When I look at the new shapes, they remind me of figurative objects. On a big blue canvas, I can see a clear, white surface. The lines that surround it, remind me of coral or of soft, white orchid leaves. This moment of recognition in the image is important. We have the tendency to relate recognisable images to shapes; that what we see, we want to place. But when I look at the shapes on Van Oene’s paintings, I sometimes see a leaf, a shell or a tentacle, yet they don’t resemble it exactly. I can’t immediately provide the images with meaning even though they feel very familiar. This is why I can’t stop looking and I get sucked into the canvas.
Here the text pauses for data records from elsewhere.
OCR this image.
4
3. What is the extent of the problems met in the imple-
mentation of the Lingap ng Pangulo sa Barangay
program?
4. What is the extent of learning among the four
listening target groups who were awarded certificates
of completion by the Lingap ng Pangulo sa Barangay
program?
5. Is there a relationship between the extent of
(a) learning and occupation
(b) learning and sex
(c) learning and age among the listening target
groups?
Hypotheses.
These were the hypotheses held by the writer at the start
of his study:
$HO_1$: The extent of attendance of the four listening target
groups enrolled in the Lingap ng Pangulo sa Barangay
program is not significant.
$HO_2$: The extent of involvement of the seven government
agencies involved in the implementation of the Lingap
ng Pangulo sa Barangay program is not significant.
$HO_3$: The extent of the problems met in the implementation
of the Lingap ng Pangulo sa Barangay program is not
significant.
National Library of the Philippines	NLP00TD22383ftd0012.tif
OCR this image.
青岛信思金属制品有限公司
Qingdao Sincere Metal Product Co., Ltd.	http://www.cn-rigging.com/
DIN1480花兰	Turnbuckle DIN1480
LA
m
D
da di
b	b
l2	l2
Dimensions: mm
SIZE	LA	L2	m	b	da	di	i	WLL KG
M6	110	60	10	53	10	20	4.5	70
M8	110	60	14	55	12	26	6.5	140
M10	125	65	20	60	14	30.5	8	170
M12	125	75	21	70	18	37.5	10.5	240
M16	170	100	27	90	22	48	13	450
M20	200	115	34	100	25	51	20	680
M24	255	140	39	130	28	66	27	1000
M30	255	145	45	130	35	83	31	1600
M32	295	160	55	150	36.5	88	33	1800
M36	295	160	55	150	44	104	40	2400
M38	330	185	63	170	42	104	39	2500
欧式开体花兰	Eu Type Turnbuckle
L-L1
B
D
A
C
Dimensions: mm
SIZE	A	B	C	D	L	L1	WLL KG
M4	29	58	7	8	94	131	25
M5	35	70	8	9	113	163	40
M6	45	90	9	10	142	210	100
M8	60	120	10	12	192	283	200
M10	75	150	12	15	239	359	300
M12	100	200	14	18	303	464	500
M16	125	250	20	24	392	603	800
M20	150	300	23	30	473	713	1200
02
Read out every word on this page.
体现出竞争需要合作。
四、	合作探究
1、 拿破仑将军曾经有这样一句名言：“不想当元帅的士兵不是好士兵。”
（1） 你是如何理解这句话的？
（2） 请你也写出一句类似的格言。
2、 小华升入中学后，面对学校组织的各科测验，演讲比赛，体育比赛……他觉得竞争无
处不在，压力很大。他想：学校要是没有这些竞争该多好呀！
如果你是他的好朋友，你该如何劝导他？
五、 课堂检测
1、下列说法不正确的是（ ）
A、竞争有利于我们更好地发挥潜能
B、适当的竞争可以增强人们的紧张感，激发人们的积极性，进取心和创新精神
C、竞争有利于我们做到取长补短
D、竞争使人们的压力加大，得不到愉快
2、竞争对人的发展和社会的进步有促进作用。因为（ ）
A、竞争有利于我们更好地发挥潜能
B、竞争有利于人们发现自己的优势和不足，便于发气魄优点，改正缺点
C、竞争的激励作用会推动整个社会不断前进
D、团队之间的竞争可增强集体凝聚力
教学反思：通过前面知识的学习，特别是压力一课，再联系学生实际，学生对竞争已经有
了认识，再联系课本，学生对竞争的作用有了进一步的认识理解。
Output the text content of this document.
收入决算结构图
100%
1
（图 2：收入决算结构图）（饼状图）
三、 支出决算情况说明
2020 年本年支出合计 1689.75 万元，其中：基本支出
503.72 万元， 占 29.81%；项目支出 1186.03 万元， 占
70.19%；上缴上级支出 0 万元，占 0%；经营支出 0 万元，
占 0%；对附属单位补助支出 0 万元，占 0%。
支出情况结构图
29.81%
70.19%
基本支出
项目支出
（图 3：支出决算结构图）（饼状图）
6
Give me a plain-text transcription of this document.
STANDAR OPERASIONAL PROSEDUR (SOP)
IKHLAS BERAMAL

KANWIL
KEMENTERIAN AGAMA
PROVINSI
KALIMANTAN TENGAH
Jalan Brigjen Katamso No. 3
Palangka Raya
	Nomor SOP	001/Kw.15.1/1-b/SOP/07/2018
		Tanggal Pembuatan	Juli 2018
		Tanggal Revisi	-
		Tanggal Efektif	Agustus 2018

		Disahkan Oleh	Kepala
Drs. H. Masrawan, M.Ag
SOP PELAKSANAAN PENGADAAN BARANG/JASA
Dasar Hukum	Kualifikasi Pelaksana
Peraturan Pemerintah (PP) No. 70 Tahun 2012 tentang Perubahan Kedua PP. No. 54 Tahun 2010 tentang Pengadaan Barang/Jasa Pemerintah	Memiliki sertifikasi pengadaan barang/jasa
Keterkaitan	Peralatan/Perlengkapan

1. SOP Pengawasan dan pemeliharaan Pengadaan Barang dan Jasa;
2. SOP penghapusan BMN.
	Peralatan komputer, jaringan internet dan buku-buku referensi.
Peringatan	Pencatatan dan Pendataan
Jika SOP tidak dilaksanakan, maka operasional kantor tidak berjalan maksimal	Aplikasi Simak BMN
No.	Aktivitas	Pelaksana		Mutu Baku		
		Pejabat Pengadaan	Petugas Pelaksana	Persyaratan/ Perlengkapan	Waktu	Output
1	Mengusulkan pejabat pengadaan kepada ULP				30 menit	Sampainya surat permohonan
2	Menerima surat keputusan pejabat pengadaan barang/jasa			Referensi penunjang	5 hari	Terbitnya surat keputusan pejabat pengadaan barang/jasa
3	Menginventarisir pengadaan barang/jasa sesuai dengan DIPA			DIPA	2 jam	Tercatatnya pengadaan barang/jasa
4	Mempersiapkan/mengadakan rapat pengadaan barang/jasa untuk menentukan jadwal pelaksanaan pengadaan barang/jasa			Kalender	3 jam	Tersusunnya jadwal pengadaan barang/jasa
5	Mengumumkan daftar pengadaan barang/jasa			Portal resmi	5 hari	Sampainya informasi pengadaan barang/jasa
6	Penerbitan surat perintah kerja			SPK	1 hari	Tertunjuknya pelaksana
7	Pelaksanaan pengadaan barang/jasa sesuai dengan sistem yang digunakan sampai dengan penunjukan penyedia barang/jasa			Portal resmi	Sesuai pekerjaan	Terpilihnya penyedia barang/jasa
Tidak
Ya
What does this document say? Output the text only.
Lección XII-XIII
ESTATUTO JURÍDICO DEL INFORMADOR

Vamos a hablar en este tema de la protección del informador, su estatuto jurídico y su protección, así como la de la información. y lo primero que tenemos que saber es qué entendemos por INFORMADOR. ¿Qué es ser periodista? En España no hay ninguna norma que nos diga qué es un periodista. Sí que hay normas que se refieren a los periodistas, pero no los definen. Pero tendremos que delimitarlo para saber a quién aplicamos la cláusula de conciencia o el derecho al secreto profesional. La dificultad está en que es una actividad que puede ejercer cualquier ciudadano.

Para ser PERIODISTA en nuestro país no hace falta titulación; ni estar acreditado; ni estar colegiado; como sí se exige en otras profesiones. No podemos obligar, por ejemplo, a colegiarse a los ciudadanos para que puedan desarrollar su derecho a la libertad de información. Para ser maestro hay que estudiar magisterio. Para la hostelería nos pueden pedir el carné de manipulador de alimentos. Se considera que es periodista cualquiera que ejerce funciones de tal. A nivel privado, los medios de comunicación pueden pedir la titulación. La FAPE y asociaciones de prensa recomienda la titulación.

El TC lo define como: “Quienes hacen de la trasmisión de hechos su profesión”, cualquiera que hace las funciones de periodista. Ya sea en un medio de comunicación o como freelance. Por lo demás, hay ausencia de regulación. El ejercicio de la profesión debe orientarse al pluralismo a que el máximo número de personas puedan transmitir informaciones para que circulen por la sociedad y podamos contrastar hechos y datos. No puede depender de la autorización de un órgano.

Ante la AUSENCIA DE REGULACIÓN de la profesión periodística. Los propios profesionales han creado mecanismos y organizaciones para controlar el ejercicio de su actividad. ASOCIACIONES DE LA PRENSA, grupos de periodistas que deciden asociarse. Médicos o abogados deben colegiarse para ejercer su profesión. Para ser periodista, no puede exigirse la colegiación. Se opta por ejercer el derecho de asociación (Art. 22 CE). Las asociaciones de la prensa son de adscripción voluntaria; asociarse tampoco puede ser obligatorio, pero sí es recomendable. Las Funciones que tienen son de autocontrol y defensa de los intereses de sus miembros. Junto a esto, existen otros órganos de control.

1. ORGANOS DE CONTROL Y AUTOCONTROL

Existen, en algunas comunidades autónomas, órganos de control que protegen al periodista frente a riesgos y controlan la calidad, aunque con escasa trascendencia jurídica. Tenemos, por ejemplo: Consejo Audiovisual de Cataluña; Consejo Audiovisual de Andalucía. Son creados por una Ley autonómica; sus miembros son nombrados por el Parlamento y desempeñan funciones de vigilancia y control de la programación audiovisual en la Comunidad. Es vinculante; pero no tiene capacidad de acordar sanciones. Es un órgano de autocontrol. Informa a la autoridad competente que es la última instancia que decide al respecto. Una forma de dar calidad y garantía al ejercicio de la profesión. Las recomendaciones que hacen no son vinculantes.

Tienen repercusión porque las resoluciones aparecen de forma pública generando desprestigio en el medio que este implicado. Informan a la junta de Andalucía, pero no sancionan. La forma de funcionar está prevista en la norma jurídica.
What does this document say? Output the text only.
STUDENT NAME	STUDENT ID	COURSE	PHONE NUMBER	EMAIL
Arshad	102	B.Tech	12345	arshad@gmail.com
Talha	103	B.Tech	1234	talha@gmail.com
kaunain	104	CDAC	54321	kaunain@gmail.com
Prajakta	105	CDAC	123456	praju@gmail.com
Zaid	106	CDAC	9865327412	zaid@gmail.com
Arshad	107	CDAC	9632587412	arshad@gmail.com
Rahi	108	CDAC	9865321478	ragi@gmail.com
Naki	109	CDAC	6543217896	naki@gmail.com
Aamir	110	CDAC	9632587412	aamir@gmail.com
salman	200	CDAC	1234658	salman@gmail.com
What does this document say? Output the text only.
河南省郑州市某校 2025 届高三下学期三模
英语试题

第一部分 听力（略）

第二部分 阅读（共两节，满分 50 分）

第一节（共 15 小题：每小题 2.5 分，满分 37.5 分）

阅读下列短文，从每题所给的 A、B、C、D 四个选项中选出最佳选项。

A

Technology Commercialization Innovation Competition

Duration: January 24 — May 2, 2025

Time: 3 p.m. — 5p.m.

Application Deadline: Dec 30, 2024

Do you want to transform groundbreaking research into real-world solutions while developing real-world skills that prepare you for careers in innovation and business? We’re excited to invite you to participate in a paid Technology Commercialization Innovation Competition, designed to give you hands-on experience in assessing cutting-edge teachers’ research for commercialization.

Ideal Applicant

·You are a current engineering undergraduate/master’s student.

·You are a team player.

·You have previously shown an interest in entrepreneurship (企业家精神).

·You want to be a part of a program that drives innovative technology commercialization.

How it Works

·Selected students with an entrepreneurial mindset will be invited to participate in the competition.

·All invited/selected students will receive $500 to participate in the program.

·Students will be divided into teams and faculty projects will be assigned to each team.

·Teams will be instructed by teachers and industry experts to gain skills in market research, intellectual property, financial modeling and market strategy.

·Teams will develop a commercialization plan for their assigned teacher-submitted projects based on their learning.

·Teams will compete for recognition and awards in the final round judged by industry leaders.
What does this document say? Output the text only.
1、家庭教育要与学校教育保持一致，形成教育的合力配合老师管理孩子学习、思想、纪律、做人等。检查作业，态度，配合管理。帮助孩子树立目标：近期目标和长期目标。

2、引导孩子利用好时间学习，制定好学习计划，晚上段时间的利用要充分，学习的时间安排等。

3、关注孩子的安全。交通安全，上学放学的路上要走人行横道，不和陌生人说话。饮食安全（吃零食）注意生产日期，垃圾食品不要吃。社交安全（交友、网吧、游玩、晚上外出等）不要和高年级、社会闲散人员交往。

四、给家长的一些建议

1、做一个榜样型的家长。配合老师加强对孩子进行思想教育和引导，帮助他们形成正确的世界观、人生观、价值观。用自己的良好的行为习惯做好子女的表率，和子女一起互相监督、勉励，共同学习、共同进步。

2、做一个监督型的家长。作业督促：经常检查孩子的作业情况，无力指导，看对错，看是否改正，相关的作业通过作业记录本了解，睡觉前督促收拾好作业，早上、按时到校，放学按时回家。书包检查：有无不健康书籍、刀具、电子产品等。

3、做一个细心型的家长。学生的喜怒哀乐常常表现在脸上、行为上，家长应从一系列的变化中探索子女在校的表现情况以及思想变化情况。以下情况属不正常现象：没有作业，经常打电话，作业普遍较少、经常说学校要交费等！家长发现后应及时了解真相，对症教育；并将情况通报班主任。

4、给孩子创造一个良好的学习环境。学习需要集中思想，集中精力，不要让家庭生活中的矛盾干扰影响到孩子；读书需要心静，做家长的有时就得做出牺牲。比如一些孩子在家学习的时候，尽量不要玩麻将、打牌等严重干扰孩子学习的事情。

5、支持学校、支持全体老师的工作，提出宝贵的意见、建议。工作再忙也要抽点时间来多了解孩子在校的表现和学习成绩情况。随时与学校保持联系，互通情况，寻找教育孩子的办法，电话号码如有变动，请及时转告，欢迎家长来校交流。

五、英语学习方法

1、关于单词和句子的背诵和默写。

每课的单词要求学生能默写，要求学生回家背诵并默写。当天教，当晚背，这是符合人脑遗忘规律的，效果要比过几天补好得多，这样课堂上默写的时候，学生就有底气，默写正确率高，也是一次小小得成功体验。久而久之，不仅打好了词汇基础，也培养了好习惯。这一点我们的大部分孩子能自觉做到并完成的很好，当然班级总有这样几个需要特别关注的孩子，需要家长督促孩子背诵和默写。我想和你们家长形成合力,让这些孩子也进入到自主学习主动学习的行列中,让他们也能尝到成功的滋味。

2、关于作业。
In this new series of paintings, Van Oene will constantly play this game of abstraction and finding figurative meaning in it.
This is visible on the canvas where the black, lilac, orange and light blue colours glide from the bottom right corner to the left top corner. The lines dance and alternate from subtle, refined brushstrokes to thicker lines. As seaweed that sensually moves with the water stream. The shapes and colours intensify each other on the surface. Yet I can’t see which line was Van Oene’s starting point and where she ended. For me that symbolises the core of her paintings. Even though, I can see that she has gone through a quest to find the right image, I can’t decipher which path the painting has travelled on. Because the new and unfamiliar shapes feel like they have always existed; they are fundamentally part of the here and now.
Lieneke Hulshof
May 2022
Janine van Oene (1988, NL) lives and works in Amsterdam (NL). In 2014 she graduated from the HKU University of Arts in Utrecht, the Netherlands, and was a resident at De Ateliers in Amsterdam from 2014 to 2016. In 2017 Van Oene was selected for the Prospects & Concepts of the Mondriaan Fund, and was awarded the Dutch Royal Prize for Modern Painting. The work of Van Oene is at home in various collections, such as De Nederlandsche Bank, KMPG, The Royal Art Collection and ING Art Collection, AkzoNobel, among many others.